Judging from the $p$ values we can now clearly reject the null hypothesis for $\beta_2$, but barely for $\beta_1$. However, the estimated parameters are far from the true values. The one bad measurement had a large impact on the results.

In [None]:
fig = lmplots.plot(lm)
plt.show()

The bad measurement is among the outliers, but not extreme compared to the other outliers. The bad observation has extremely high leverage, lying out side the 0.5 Cook's distance contour. This is a clear indication that something is wrong with this observation.

In [None]:
lm1 = smf.ols('y~x1', data).fit()
lm1.summary().tables[1]

The $p$-value for $\beta_1$ is virtually zeror so we can reject $H_0: \beta_1 = 0$. The values of the parameters are close to the true values.

In [None]:
fig = lmplots.plot(lm1)
plt.show()

In this fit the new observation is the most extreme outlier. It also has high leverage, but well inside the 0.5 Cook's distance contour. We would still conclude something wrong with this observation, but observation 71 looks equally bad.

In [None]:
lm2 = smf.ols('y~x2', data).fit()
lm2.summary().tables[1]

The $p$-value for $\beta_2$ is virtually zero, but the fitted parameter value is far from the truth.

In [None]:
fig = lmplots.plot(lm2, annotations=5)
plt.show()

The new observation is not among the outliers in the `y~x2` fit. But the leverage is very high, approaching the 0.5 Cook's distance contour.

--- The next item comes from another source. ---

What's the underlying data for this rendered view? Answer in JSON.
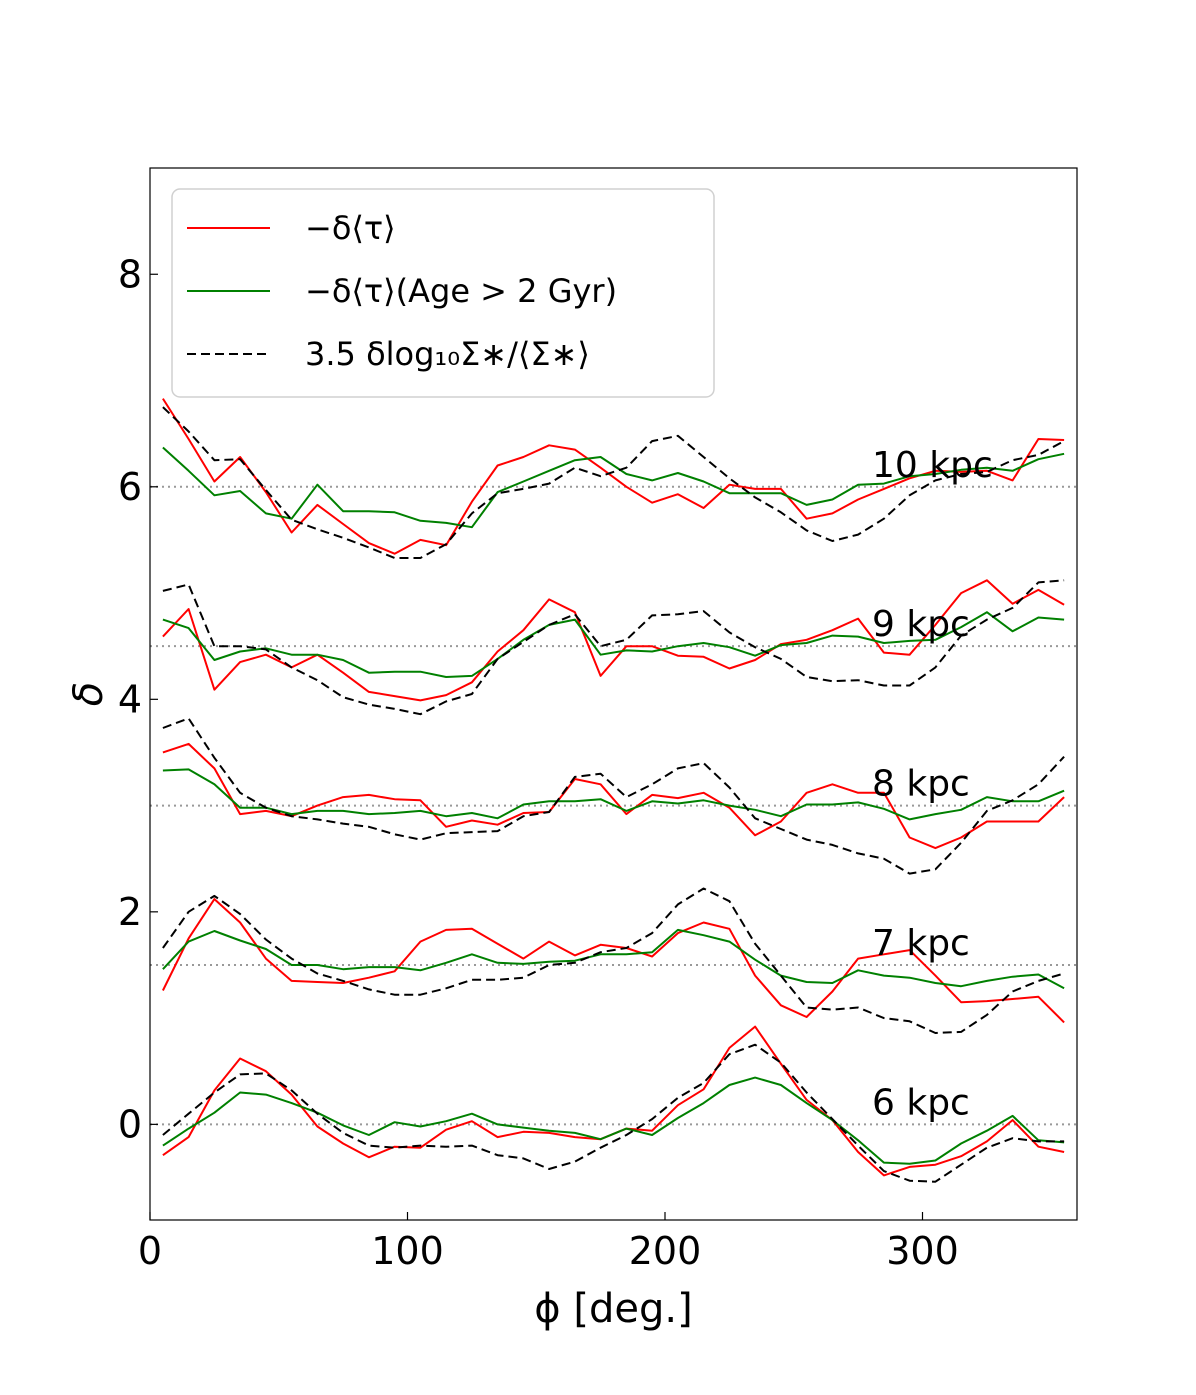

In summary, the bad observation affects the full `y~x1+x2` fit most. This is because it does not follow the true correlation between $x_2$ and $x_1$ at all. This can also be seen in the $x_2$ versus $x_1$ scatter plot.

In [None]:
ax = sns.scatterplot(x='x1', y='x2', data=data)
x1_new, x2_new = data.iloc[100]['x1'], data.iloc[100]['x2']
ax = sns.scatterplot([x1_new], [x2_new])
ax.annotate(100, (x1_new, x2_new))
plt.show()